The courtroom drama in the pilot is so implausible, and so departs from basic legal rules, that I was amazed it was allowed to air. In the interest of full disclosure, I am an attorney, but I am in recovery, having practiced for less than a year in the mid-1990s. I don't expect stories centered on the law to get every detail of the justice system right, but I do hold the writers to what I like to call the "Perry Mason Rule," which simply says that the plot cannot violate what nearly every American knows about the law from watching legal television dramas and movies. "Eli" violates this statute, terribly.
Essentially, after Eli tries to bully her into a settlement, Beth comes to Eli's office and asks him to represent her. When he points out that he is barred from doing so by the rules of ethics, she informs him about the concept of a "Chinese wall" that would allow him to take the case while sealing himself off from the firm. Now, I don't expect the average viewer to have heard of a "Chinese wall," but I don't think you have to be the editor of the Harvard Law Review to figure out that no legal principal would allow the lawyer of one party in a lawsuit to switch sides and represent the other side in the same case. And yet that's what happens, with Eli representing Beth, while his firm continues to represent the pharmaceutical company.
Incidentally, a "Chinese wall" only allows a lawyer in a firm to represent a client that may have been an adversary to a party that was represented by another attorney at the firm in a different matter. I am explaining this not to show off (okay, maybe a little to show off), but to illustrate that I, a lowly small-firm associate who hasn't practiced law in 14 years, know what a "Chinese wall" is, but Jordan, the managing partner of a powerful firm, somehow is not aware of this concept.
To center the plot of your pilot on an action that most viewers will instantly know is completely ridiculous only results in quick detachment from the story. "Eli" gets so much wrong about the legal profession that everything feels false. Amazingly, the show also gets the medical profession wrong, featuring two major violations of physician ethics that I recognized even though I'm not a doctor. Nathan treats Eli despite their relationship, and he then proceeds to reveal Eli's diagnosis to a third party, their mother. (I checked with a physician friend of mine to make sure I was correct about Nathan's actions, and he assured me that no competent doctor would treat his own brother, and certainly wouldn't violate doctor-patient confidentiality.)
"Eli" is quite the interesting muddle. If future episodes can dodge the pitfalls of the pilot, moving away from the stereotypes and getting their legal ducks in a row, the clever dialogue and intriguing journey could make for interesting television.

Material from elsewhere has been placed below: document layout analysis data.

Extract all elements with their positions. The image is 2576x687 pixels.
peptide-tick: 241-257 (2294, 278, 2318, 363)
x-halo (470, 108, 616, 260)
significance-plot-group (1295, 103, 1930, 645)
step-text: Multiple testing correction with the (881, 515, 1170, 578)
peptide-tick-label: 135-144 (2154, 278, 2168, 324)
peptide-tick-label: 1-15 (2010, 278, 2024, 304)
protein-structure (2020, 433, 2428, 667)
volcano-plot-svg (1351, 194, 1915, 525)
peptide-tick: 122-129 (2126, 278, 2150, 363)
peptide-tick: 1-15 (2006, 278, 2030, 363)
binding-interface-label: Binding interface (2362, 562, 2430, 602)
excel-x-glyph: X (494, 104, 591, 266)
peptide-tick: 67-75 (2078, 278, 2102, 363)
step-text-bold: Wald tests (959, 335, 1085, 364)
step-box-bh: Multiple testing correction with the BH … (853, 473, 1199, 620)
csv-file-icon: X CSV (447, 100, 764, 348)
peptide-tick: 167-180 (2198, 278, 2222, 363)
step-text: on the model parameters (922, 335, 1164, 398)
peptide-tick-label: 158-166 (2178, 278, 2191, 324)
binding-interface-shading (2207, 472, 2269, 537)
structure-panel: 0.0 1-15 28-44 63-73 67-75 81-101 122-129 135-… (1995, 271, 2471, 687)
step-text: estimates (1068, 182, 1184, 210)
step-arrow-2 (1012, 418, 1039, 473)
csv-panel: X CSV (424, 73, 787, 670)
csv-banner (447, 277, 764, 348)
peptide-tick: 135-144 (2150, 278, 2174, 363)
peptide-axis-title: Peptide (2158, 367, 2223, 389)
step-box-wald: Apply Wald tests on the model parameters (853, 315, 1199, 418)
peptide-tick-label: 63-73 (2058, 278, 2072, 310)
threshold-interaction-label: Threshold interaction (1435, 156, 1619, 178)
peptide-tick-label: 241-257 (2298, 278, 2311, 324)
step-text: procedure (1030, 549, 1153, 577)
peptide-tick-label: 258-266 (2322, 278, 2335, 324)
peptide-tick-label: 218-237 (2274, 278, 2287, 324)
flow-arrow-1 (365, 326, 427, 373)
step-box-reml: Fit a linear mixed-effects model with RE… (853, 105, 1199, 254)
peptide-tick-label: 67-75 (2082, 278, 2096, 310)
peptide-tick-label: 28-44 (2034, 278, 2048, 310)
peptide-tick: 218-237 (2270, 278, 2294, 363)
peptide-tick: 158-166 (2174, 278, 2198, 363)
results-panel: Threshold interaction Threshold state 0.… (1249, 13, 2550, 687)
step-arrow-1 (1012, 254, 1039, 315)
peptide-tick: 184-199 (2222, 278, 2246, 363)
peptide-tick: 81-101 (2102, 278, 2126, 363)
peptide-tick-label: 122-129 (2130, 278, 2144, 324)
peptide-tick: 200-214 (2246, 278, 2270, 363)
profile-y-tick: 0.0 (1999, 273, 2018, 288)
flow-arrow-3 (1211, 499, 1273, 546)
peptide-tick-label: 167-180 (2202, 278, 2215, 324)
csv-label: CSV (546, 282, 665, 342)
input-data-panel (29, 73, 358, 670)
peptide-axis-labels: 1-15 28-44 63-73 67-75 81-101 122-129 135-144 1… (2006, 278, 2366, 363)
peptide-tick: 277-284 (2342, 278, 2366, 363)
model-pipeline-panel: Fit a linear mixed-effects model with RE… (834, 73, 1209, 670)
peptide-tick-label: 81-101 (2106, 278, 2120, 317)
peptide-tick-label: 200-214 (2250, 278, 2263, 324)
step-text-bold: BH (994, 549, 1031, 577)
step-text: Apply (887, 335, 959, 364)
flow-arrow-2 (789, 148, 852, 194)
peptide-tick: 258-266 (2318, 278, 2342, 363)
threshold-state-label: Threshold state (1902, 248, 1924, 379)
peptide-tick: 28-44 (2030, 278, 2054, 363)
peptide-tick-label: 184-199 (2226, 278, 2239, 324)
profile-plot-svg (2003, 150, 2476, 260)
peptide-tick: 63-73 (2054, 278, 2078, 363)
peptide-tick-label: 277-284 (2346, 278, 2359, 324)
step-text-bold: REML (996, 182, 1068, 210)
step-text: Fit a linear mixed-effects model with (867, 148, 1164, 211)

The show is nowhere near as entertaining as the over-the-top, whip-smart "Dirty Sexy Money" (which I reviewed on October 10, 2007), nor is it as well-constructed as "Brothers & Sisters," which overcomes its soapy story lines with an engaging group of characters, infused with life, played by a strong ensemble of actors.
But "Eli," in some ways, aims higher than both of them, trying to tread on more thought-provoking ground. As of the pilot, the show hasn't quite delivered on its ambitions, but in the episodes that were filmed before the strike, it's entirely possible that Berlanti and Guggenheim figured it out. After all, it's Berlanti's moment in the sun. Nothing, short of a writers strike, can seemingly stop him now.